Entrando por las calles Manabí y Guaranda hallarás los locales 231 y 232. Una pila de zapatos para toda ocasión y todo tipo de clientes.

(Te invitamos a leer: Guayaquil: El Mercado Mapasingue Oeste tiene su Zona Rosa)

“Tenemos los pupillos para los peloteros, los de charolina para los que quieren estar ‘cachinos’. No nos pueden faltar los calzados escolares y los industriales”, menciona el sesentón.

Pero hace hincapié en algo muy importante, que en su lugar de trabajo el cliente no sale con las manos vacías, si es de ir donde algún proveedor y conseguir lo que busca el comprador, Carlos ‘vuela’ y regresa con el artículo solicitado por el usuario.
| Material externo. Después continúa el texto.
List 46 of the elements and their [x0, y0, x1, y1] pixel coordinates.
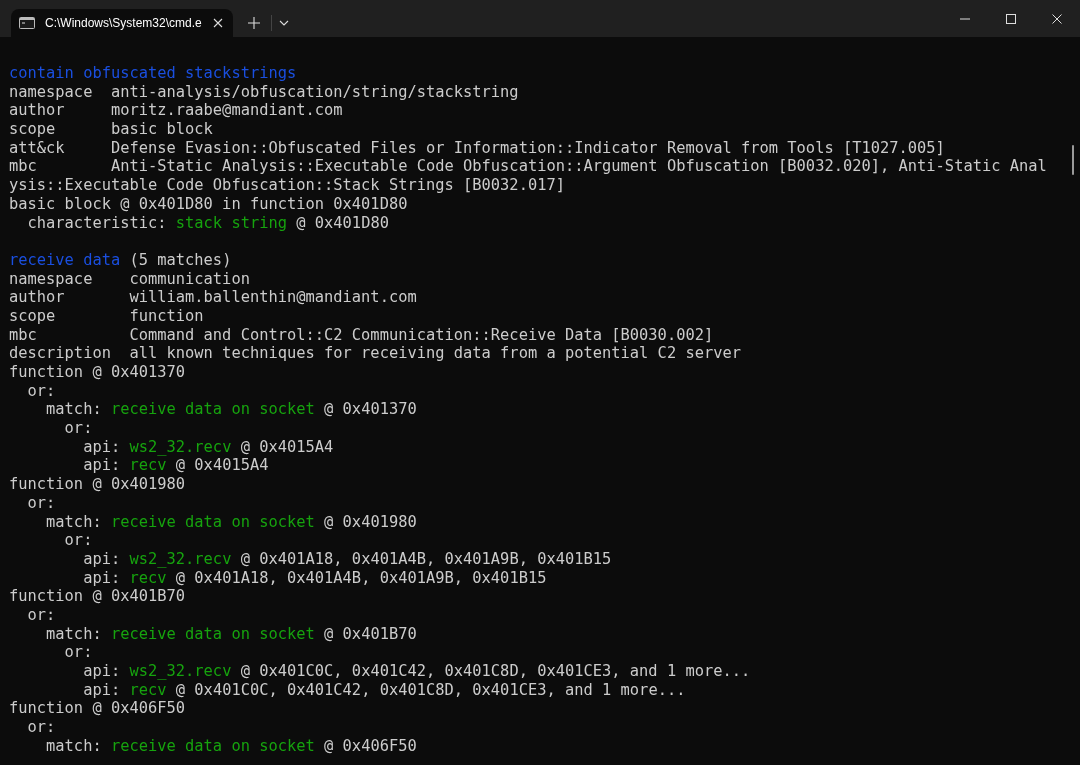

El ‘nego’ es de don Hugo Franco, con quien Carlos ha ‘camellado’ por más de 30 años. Antes de estar en el centro de abastos de las Cuatro Manzanas estuvieron en el mercado situado en las calles Machala y Ayacucho.

Vendedor de zapatos
Los calzados escolares son caída y limpia en el ‘nego’.CHRISTIAN Vásconez /EXTRA

Por el actual puesto de don Hugo han ‘desfilado’ clientes despistados, a quienes se les han quedado sus pertenencias, pero ellos regresan y las encuentran intactas. Lo que más dejan son los cascos de motocicletas.

Es más, en una ocasión una compradora de un puesto vecino dejó sin querer su cartera en el puesto de don Hugo. Como ya era hora de cerrar, el hombre de 72 años preguntó a ‘todo el mundo’, nadie respondió, así que la guardó en su establecimiento.
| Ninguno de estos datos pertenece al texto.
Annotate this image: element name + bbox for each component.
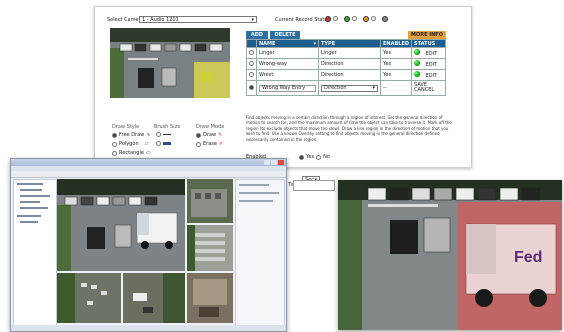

Cuando estaba a 10 cuadras del mercado, ubicado en el centro porteño, ‘asomó’ la olvidadiza. Ella le pagó el taxi para que retorne. En su bolso tenía dinero y un accesorio de oro. Todo estaba en su lugar.

Es que para Carlos y Hugo no solo hay que brindar un buen producto y servicio, también hay que marcar la diferencia. Y aunque a ratos las ventas están bajas... eso no es tentación para estos honestos vendedores.

No solo zapatos se venden en este puesto, también arnés, overoles, guantes, ternos, jean y camisas con reflectores, entre otros productos, pero lo más ‘bacán’ es que aquí el regateo es bonito. 

VENDEDOR DE ZAPATOS
El orden es infaltable en el puesto de trabajo de don Carlos.CHRISTIAN Vásconez /EXTRA

Don Hugo y Carlos conocen la situación económica del país y de todos sus productos tienen dos versiones: la nueva y la usada, ambas duraderas. Es más, por eso varios de sus compradores regresan, pues sostienen que sus mercaderías son duraderas.